Thursday
I Put A Hit Out On My Son
Photo Credit: Pricer45
Sometimes a boy needs to be made to understand that his father is a Man.
I didn't need much reminding growing up. My father had and still has huge hands, was always throwing concrete over his back, going upside my head or doing something ridiculously inhuman that had me half in awe of him and half resenting him.
Apartment living has limited my ability to work around the house the way I know how to. I inherited my father's strength but not his mitts. And I don't go upside anyone's head. I've talked about this often in the past on this blog. Maybe I'm scared of my own strength exacted against a child. Maybe I don't trust that my son is built like me, rock headed and willful enough to constantly bring on the wrath of a man the way I would incur the wrath of a country and civil rights bred man who's seen more than I'll ever see.
I also didn't have 300+ friends on Facebook cajoling me into thinking I was something special.

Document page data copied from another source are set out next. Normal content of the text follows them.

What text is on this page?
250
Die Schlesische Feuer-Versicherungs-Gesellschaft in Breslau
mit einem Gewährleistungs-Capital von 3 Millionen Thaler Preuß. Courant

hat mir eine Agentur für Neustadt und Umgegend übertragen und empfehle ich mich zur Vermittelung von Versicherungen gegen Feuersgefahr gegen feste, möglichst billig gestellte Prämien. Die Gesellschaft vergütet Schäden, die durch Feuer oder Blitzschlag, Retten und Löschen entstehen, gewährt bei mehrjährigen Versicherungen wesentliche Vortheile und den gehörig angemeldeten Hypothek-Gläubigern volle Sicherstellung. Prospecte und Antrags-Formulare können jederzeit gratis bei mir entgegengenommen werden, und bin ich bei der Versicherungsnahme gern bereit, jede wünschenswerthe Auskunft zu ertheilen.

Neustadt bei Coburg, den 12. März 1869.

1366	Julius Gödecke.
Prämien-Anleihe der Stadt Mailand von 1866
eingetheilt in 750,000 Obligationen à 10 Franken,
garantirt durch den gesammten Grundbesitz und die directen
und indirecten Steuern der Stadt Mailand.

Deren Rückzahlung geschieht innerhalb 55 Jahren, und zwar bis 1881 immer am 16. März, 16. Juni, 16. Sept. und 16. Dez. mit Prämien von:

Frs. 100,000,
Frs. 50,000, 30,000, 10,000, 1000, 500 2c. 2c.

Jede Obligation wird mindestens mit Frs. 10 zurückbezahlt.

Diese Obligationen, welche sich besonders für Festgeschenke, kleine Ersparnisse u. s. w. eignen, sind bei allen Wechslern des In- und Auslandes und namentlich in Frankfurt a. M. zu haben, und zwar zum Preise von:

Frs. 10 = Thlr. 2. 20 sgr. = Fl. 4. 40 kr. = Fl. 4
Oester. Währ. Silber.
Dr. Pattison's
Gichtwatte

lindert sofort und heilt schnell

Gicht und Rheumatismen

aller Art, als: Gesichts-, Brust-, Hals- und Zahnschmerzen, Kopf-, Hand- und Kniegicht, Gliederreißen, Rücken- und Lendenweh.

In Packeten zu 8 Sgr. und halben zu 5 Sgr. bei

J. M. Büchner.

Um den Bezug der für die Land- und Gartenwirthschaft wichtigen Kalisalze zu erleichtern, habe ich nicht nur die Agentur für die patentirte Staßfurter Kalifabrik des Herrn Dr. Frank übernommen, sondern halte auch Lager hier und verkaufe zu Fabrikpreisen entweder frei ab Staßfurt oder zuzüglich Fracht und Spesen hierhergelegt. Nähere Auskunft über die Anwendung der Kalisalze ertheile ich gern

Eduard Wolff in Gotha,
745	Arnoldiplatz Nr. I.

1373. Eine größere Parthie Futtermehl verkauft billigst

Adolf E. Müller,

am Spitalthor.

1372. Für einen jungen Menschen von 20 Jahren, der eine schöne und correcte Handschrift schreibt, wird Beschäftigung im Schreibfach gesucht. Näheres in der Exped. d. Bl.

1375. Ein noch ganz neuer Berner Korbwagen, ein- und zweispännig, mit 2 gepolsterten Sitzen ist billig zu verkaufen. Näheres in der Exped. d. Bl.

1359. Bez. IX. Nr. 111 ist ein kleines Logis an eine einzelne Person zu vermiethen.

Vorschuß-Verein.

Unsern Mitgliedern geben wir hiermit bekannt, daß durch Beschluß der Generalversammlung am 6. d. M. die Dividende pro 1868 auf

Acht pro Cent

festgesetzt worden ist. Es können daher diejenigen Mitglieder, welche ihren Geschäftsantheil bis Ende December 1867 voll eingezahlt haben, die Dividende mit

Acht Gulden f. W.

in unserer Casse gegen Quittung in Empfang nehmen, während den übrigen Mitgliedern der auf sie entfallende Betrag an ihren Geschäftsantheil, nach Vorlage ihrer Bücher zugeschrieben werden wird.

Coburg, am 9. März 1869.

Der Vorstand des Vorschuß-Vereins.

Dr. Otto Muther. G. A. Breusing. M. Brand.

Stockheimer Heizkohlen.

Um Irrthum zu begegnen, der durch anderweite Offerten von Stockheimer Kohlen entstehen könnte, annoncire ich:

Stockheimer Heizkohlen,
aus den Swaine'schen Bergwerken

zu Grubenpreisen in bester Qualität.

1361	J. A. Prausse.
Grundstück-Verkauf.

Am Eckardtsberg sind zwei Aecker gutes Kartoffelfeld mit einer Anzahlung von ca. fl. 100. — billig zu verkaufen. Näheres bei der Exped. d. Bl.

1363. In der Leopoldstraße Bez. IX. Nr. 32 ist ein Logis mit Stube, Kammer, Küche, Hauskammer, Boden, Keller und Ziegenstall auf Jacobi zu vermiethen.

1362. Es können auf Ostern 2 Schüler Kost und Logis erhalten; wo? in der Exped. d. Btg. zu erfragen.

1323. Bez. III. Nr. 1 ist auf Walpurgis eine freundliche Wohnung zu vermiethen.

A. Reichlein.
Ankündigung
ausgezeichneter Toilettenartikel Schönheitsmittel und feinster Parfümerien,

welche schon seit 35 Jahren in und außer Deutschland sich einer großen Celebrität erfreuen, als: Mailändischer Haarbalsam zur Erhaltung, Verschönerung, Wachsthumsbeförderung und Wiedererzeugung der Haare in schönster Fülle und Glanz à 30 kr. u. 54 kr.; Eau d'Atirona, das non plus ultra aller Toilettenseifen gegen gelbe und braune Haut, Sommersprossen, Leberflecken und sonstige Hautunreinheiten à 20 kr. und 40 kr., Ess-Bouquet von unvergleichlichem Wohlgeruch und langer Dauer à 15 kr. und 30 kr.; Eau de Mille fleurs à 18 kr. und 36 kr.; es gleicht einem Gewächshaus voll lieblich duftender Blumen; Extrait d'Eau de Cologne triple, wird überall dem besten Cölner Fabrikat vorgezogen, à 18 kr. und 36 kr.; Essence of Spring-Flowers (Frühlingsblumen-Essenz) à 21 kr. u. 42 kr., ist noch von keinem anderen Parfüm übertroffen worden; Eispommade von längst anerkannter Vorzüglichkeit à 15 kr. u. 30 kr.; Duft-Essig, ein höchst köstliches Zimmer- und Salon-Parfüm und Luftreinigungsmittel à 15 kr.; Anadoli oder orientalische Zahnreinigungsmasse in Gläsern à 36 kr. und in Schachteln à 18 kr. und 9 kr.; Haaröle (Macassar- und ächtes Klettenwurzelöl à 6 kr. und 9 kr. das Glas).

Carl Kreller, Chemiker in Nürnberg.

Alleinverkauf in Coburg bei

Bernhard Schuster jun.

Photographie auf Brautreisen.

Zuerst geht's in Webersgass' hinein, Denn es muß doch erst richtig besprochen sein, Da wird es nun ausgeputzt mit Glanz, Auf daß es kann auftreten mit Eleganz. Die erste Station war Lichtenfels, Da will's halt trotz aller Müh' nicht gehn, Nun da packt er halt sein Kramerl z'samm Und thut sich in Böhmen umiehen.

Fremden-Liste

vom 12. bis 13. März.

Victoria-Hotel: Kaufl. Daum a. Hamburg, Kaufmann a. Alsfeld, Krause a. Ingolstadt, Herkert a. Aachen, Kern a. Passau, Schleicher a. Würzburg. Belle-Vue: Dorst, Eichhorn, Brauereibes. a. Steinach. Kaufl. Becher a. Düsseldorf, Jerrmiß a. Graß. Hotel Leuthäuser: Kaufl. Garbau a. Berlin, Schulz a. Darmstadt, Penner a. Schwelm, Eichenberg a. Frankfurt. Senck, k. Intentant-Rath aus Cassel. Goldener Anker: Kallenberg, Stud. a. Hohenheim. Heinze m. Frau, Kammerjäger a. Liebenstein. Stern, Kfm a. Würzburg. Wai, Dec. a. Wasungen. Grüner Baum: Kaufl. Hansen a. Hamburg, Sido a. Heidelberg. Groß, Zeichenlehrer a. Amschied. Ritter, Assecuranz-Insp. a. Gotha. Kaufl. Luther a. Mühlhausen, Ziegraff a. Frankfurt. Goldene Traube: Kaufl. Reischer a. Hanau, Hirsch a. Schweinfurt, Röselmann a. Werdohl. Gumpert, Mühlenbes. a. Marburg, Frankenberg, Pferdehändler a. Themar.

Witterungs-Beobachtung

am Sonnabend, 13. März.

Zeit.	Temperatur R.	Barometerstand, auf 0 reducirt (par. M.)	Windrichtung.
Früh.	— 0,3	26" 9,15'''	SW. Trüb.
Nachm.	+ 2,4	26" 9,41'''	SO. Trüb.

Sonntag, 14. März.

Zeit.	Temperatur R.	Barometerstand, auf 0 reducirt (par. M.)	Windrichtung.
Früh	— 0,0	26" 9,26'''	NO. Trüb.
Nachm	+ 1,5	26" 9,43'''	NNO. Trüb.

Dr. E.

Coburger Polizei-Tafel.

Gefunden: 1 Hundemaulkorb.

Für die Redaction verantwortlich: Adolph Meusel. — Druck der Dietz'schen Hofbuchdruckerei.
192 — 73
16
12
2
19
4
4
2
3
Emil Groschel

About a month ago (a few days before my son was diagnosed as being potentially learning disabled) I received a call from my son's high school. I sighed and debating answering but relented. I sighed again and took a deep breath:
"Hello?"
"Hello, Mr. Payne...?" asked the school disciplinarian. The entire conversation went downhill from there. The news was that he had been fighting in the hallway and cutting classes. After I got off the phone I sank into my couch, closed my eyes and took a deep breath. I was so tired of getting calls from the school. I was so tired of not knowing what to do. I was so tired of being tired of this boy. I wasn't that upset about the fight. The disciplinarian couldn't even tell me who was involved or what caused it. She hadn't completed her "investigation" yet. I almost laughed when she told me this. For all I knew my son could've been defending himself. But the class cutting is what got me. It meant he had been lying to me about where he had been during the day. He hadn't been doing the only thing he was supposed to do: be a student.

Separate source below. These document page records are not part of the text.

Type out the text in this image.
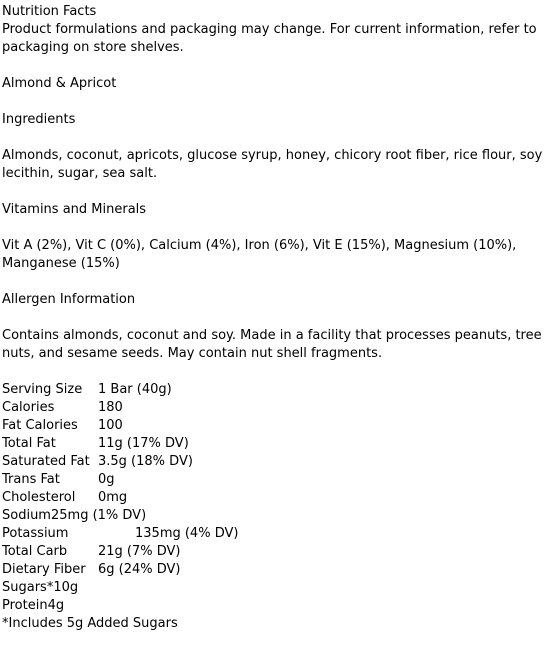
Nutrition Facts
Product formulations and packaging may change. For current information, refer to packaging on store shelves.
Almond & Apricot
Ingredients
Almonds, coconut, apricots, glucose syrup, honey, chicory root fiber, rice flour, soy lecithin, sugar, sea salt.
Vitamins and Minerals
Vit A (2%), Vit C (0%), Calcium (4%), Iron (6%), Vit E (15%), Magnesium (10%), Manganese (15%)
Allergen Information
Contains almonds, coconut and soy. Made in a facility that processes peanuts, tree nuts, and sesame seeds. May contain nut shell fragments.
Serving Size	1 Bar (40g)
Calories	180
Fat Calories	100
Total Fat	11g (17% DV)
Saturated Fat 3.5g (18% DV)
Trans Fat	0g
Cholesterol	0mg
Sodium 25mg (1% DV)
Potassium	135mg (4% DV)
Total Carb	21g (7% DV)
Dietary Fiber 6g (24% DV)
Sugars* 10g
Protein 4g
*Includes 5g Added Sugars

Suddenly I felt all of my father's ways downloading into me from some unknown server somewhere. My body quaked with energy and anger. I began to pace. I started rubbing my hands, swollen from 2 weeks of boxing. I was breathing heavily as if I had run a race. I marched into his room and stripped it of all his electronic toys, but I left all the wires on the floor. I had the door half unhinged from it's frame when I realized I was bending the frame (as a renter this really isn't my place). After a few minutes of brainstorming I took out the doorknob and bolted the door to the wall behind it so it couldn't move. I turned his cellphone off and returned to the couch.
I sat there fuming feeling that I hadn't done enough. I wanted to hurt him. I wanted him to feel how angry I was and not just be a witness to it.
"I'm gonna kill him," I said out loud. "I'm gonna whoop his..."
Feeling completely out of control I put word out on the street via my wife. "He can't come here. Not while I'm here. If he doesn't I'm gonna break every piece of furniture in the living room because he's not making it through the front door on his feet...he's not even making it out of the hallway. Babygirl isn't going to understand what I'm doing to her brother. And I'm not tryin' to get thrown out of this building."
To this my wife, normally very protective of her son, not from her fury, but mine, simply said, "Okay."
A few minutes after that the plan was set. My father and law would pick him up and hold onto him while my wife came home from work. I'd get the girl and go somewhere for a while. She assured me she'd take care of it and asked me to leave a belt out on the bed.
That night I took my daughter to McD's where she bumped into a friend and they both had their faces painted. But not before I saw the boy. I was on my way out the door when I heard a timid knock. I flung open the door and looked him square in the eyes the way one does a nosy neighbor. He took a step back.
"What are you doing here?" I growled.
"Mom is downstairs with grandpa," he answered looking at the floor. My fists were balled but his sister was right behind me trying to say hello to him. I let him pass, picked her up and left my home immediately. I had almost gotten out without incident. But more importantly, he saw me... saw what was in my eyes and carnally understood his place at Casa del E.Payne.
After the smoke cleared it turned out that my son's cuts weren't cuts but a glitch in the school's attendance system. The fight was him horsing around in the hallway with a buddy from the football team, something just as inexcusable (but I understood how it happened). And the disciplinarian's investigation uncovered nothing but her bias toward my son as he was the only one who got punished. I held onto his stuff for a week, kept his phone off for a few days and kept his door open for a month. Just because I could. Just because he needed to know what will be waiting for him when he comes home should he choose to act silly out in public. Just like I did so many years ago.